La crispation d’une population qui s’est sentie rattrapée par l’étage inférieur n’est pas propre au Brésil : la France de 1936 se souvient de l’effroi de la bourgeoisie lors du débarquement sur « ses » plages de ceux qu’elle nommait avec condescendance « les ­congés-payés ». « Un mal-être social fréquent lors du changement du centre de gravité d’une société », observe Mario Pezzini. Au mécontentement de cette frange de privilégiés, nostalgiques du temps où le « petit personnel » était bon marché, s’est ajouté celui d’une partie de la jeunesse issue de la nova classe media, frustrée de la piètre qualité des services publics. Les universités se sont métissées, sans que les transports s’adaptent aux étudiants venus de la périphérie.

En juin 2013, un an avant la Coupe du monde de football, la révolte commence. « Les Brésiliens ont fait comprendre qu’il leur fallait davantage que “du pain et des jeux” », observe Laurent Vidal, historien du Brésil à l’université de La Rochelle. Puis la crise a surgi. Violente, brutale, mettant au chômage plus de 11 millions de Brésiliens et faisant planer le spectre du déclassement. « Ceux qui mangeaient de la viande quatre fois par semaine n’en mangent plus que deux fois. C’est mieux qu’avant 2003, quand ils n’en avaient qu’une fois, mais le sentiment est pire », observe M. Cortes Neri.
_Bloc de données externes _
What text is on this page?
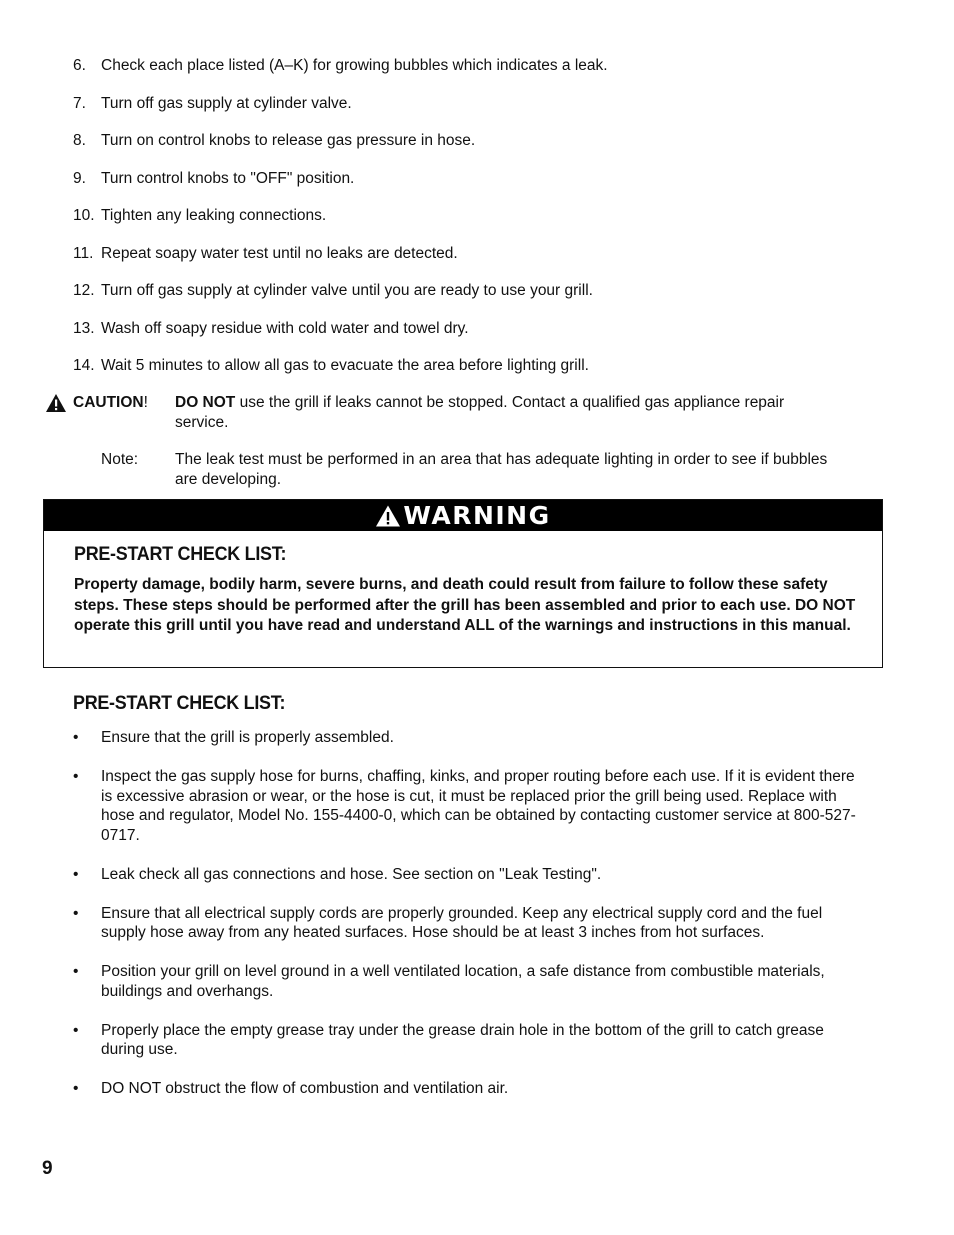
6. Check each place listed (A–K) for growing bubbles which indicates a leak.
7. Turn off gas supply at cylinder valve.
8. Turn on control knobs to release gas pressure in hose.
9. Turn control knobs to "OFF" position.
10. Tighten any leaking connections.
11. Repeat soapy water test until no leaks are detected.
12. Turn off gas supply at cylinder valve until you are ready to use your grill.
13. Wash off soapy residue with cold water and towel dry.
14. Wait 5 minutes to allow all gas to evacuate the area before lighting grill.
CAUTION ! DO NOT use the grill if leaks cannot be stopped. Contact a qualified gas appliance repair service.
Note:	The leak test must be performed in an area that has adequate lighting in order to see if bubbles are developing.
WARNING
PRE-START CHECK LIST:

Property damage, bodily harm, severe burns, and death could result from failure to follow these safety steps. These steps should be performed after the grill has been assembled and prior to each use. DO NOT operate this grill until you have read and understand ALL of the warnings and instructions in this manual.

PRE-START CHECK LIST:
•	Ensure that the grill is properly assembled.
•	Inspect the gas supply hose for burns, chaffing, kinks, and proper routing before each use. If it is evident there is excessive abrasion or wear, or the hose is cut, it must be replaced prior the grill being used. Replace with hose and regulator, Model No. 155-4400-0, which can be obtained by contacting customer service at 800-527-0717.
•	Leak check all gas connections and hose. See section on "Leak Testing".
•	Ensure that all electrical supply cords are properly grounded. Keep any electrical supply cord and the fuel supply hose away from any heated surfaces. Hose should be at least 3 inches from hot surfaces.
•	Position your grill on level ground in a well ventilated location, a safe distance from combustible materials, buildings and overhangs.
•	Properly place the empty grease tray under the grease drain hole in the bottom of the grill to catch grease during use.
•	DO NOT obstruct the flow of combustion and ventilation air.
9
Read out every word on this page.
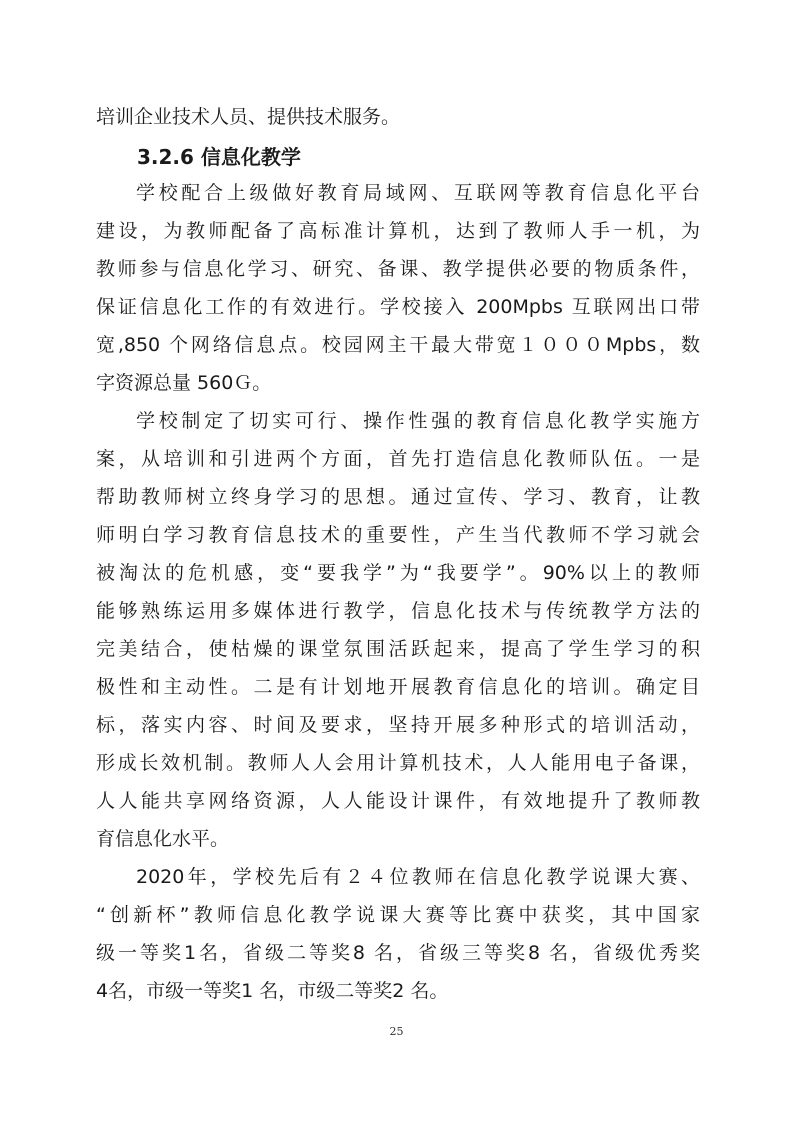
培训企业技术人员、提供技术服务。
3.2.6 信息化教学
学校配合上级做好教育局域网、互联网等教育信息化平台
建设，为教师配备了高标准计算机，达到了教师人手一机，为
教师参与信息化学习、研究、备课、教学提供必要的物质条件，
保证信息化工作的有效进行。学校接入 200Mpbs 互联网出口带
宽,850 个网络信息点。校园网主干最大带宽１０００Mpbs，数
字资源总量 560Ｇ。
学校制定了切实可行、操作性强的教育信息化教学实施方
案，从培训和引进两个方面，首先打造信息化教师队伍。一是
帮助教师树立终身学习的思想。通过宣传、学习、教育，让教
师明白学习教育信息技术的重要性，产生当代教师不学习就会
被淘汰的危机感，变“要我学”为“我要学”。90%以上的教师
能够熟练运用多媒体进行教学，信息化技术与传统教学方法的
完美结合，使枯燥的课堂氛围活跃起来，提高了学生学习的积
极性和主动性。二是有计划地开展教育信息化的培训。确定目
标，落实内容、时间及要求，坚持开展多种形式的培训活动，
形成长效机制。教师人人会用计算机技术，人人能用电子备课，
人人能共享网络资源，人人能设计课件，有效地提升了教师教
育信息化水平。
2020年，学校先后有２４位教师在信息化教学说课大赛、
“创新杯”教师信息化教学说课大赛等比赛中获奖，其中国家
级一等奖1名，省级二等奖8 名，省级三等奖8 名，省级优秀奖
4名，市级一等奖1 名，市级二等奖2 名。
25
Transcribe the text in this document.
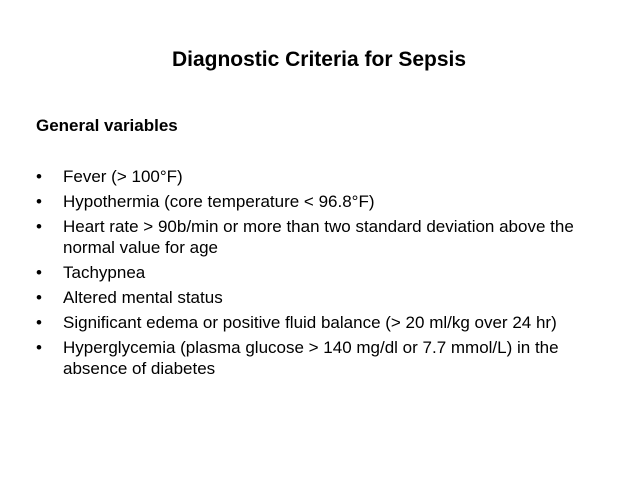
Diagnostic Criteria for Sepsis
General variables
•	Fever (> 100°F)
•	Hypothermia (core temperature < 96.8°F)
•	Heart rate > 90b/min or more than two standard deviation above the normal value for age
•	Tachypnea
•	Altered mental status
•	Significant edema or positive fluid balance (> 20 ml/kg over 24 hr)
•	Hyperglycemia (plasma glucose > 140 mg/dl or 7.7 mmol/L) in the absence of diabetes
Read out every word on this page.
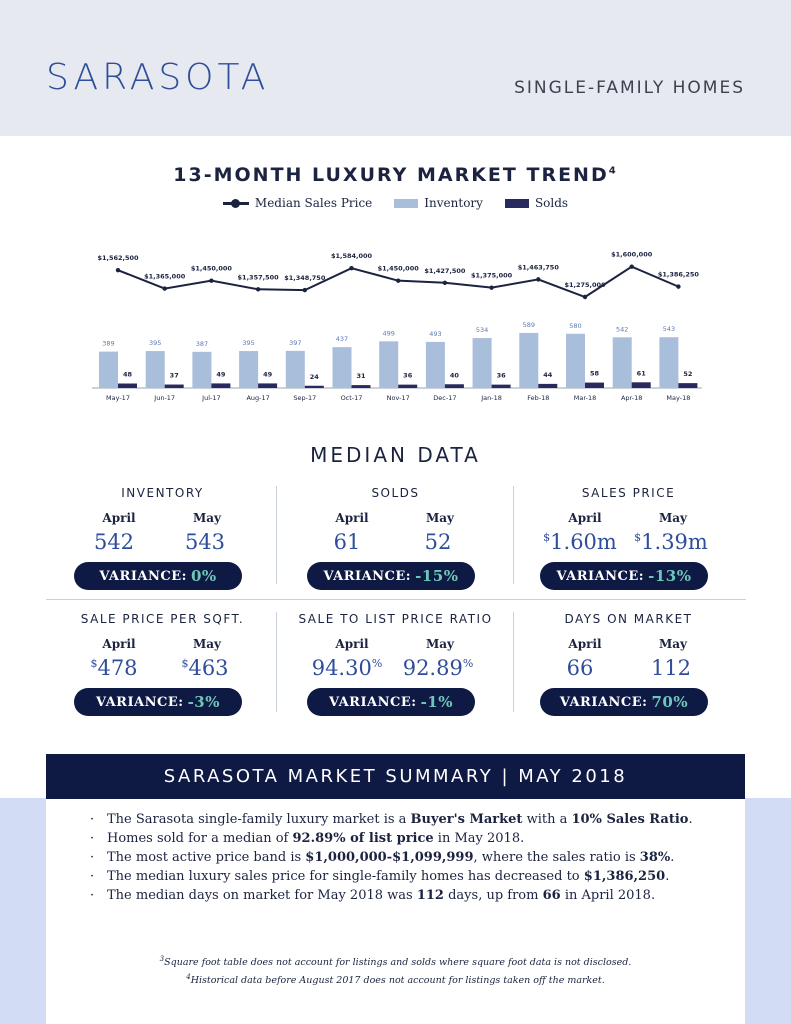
SARASOTA	SINGLE-FAMILY HOMES
13-MONTH LUXURY MARKET TREND$^4$
Median Sales Price	Inventory	Solds
389
48
May-17
395
37
Jun-17
387
49
Jul-17
395
49
Aug-17
397
24
Sep-17
437
31
Oct-17
499
36
Nov-17
493
40
Dec-17
534
36
Jan-18
589
44
Feb-18
580
58
Mar-18
542
61
Apr-18
543
52
May-18
$1,562,500
$1,365,000
$1,450,000
$1,357,500 $1,348,750
$1,584,000
$1,450,000 $1,427,500
$1,375,000
$1,463,750
$1,275,000
$1,600,000
$1,386,250
MEDIAN DATA
INVENTORY
April	May
542	543
VARIANCE: 0%
SOLDS
April	May
61	52
VARIANCE: -15%
SALES PRICE
April	May
$1.60m	$1.39m
VARIANCE: -13%
SALE PRICE PER SQFT.
April	May
$478	$463
VARIANCE: -3%
SALE TO LIST PRICE RATIO
April	May
94.30% 92.89%
VARIANCE: -1%
DAYS ON MARKET
April	May
66	112
VARIANCE: 70%
SARASOTA MARKET SUMMARY | MAY 2018
· The Sarasota single-family luxury market is a Buyer's Market with a 10% Sales Ratio.
· Homes sold for a median of 92.89% of list price in May 2018.
· The most active price band is $1,000,000-$1,099,999, where the sales ratio is 38%.
· The median luxury sales price for single-family homes has decreased to $1,386,250.
· The median days on market for May 2018 was 112 days, up from 66 in April 2018.
$^3$Square foot table does not account for listings and solds where square foot data is not disclosed.
$^4$Historical data before August 2017 does not account for listings taken off the market.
Il est insupportable d’avoir touché du doigt le confort pour devoir y renoncer presque immédiatement. Ruda Ricci, sociologue, y voit la preuve que la nova classe media, à laquelle tous les spécialistes en marketing ont voulu croire, n’était qu’un fantasme. Un concept qui ne correspondait qu’à l’enrichissement fragile d’une partie des Brésiliens. Les spécialistes s’inquiètent : le retournement du marché de l’emploi pourrait le remettre en cause, faisant replonger le Brésil dans un passé ­ultra-inégalitaire qu’il ne connaît que trop bien.

Claire Gatinois, journaliste au Monde.